For a researcher, it's damn reasonable to focus on things that are easier to be understood properly.

The two situations (keys, physics) aren't quite analogous but they're close enough. My claim is even clearer in the metaphorical "lamppost" of physics. If you want to settle a question, such as the existence of de Sitter vacua, you simply have to build primarily on the concepts – both general principles and the particular constructions – that have been understood well enough. You can't build on the things that are completely unknown. And if you build on things that are only known vaguely or with a lot of uncertainty, you can be misled easily!

So in some sense, I am saying that you should look for your keys under the lamppost, and then increase the sensitivity of your retinas and increase your range that you have a control over. That's how knowledge normally grows – but there always exist regions in the space of ideas and facts that aren't understood yet. The suggestion that claims in physics may be supported by constructions that are either completely unknown or badly understood are just ludicrous. They may sound convincing to them because the keys may be anywhere, the keys may be in the dark. But in the dark of ignorance, science can't be applied and we must appreciate that all our scientific conclusions may only be based on the things that have been illuminated – all of our legitimate science is built out of the insights about the vicinity of the lamppost.

Whoever claims to have knowledge derived from the dark is a charlatan – sorry but it's true, Lisa and Matt! In this particular case, it's totally sensible for Team Vafa to evaluate the experience with the known constructions of the vacua and conclude that it seems rather convincing that no de Sitter vacua exist in string theory and the existing counterexamples are fishy and likely to be inconsistent. This evidence is circumstantial because it builds on the "set of constructions" that have been studied or illuminated – constructions under the lamppost – but that's still vastly better than if you make up your facts and make far-reaching claims about the "world in the dark" that we have no real evidence of!

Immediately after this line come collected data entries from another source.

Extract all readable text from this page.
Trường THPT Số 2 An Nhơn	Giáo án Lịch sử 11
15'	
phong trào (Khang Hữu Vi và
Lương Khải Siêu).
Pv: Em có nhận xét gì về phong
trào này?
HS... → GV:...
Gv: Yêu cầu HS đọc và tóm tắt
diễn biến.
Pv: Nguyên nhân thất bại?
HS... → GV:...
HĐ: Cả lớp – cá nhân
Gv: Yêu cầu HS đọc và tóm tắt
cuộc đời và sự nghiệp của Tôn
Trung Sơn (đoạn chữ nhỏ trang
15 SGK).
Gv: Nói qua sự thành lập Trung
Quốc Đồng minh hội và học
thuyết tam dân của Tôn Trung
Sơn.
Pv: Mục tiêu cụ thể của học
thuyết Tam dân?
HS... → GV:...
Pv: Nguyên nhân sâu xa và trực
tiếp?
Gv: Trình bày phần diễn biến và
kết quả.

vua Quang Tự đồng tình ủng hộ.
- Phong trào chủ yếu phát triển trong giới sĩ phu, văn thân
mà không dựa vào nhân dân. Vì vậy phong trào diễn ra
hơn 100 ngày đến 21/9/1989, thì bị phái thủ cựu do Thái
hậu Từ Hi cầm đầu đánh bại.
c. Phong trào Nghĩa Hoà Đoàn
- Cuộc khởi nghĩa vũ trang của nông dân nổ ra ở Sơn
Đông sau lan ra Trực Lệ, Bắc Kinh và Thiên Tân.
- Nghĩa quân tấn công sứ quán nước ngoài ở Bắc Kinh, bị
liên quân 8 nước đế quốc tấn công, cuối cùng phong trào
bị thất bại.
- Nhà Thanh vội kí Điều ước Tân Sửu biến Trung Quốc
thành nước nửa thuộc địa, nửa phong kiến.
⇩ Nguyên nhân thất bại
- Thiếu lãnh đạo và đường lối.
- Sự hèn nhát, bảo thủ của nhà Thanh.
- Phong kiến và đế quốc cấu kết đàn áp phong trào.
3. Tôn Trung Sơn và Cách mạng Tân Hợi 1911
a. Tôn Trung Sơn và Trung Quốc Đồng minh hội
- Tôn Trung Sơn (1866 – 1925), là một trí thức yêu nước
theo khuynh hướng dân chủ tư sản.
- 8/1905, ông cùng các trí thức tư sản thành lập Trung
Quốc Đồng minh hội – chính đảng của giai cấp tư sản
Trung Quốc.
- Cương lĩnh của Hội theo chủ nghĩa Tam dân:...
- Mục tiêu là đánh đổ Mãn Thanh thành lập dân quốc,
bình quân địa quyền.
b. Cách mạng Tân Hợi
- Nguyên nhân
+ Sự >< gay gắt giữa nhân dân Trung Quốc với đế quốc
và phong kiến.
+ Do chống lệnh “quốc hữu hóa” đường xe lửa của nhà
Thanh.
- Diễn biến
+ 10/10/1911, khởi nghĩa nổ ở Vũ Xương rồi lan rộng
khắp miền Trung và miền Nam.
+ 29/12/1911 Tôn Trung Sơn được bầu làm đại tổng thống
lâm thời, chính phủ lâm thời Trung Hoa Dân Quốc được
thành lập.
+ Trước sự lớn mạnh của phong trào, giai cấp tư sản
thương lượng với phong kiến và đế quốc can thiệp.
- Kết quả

You surely expect comparisons to politics as well. I can't avoid the feeling that the Team Stanford claim that de Sitter vacua simply have to exist is just another example of some egalitarianism or non-discrimination. Like men and women, anti de Sitter and de Sitter vacua must be treated as equal. But sorry to say, like men and women, de Sitter and anti de Sitter vacua are simply not equal. The constructions of these two classes within string theory look very different and unlike the anti de Sitter vacua, it's plausible and at least marginally compatible with the evidence that the de Sitter vacua don't exist at all. A Palo Alto leftist could prefer a non-discrimination policy but the known facts, evidence, and constructions surely do discriminate between de Sitter and anti de Sitter spaces – and Team Vafa, like any honest scientist who actually cares about the evidence, assigns some importance to this highly asymmetric observation!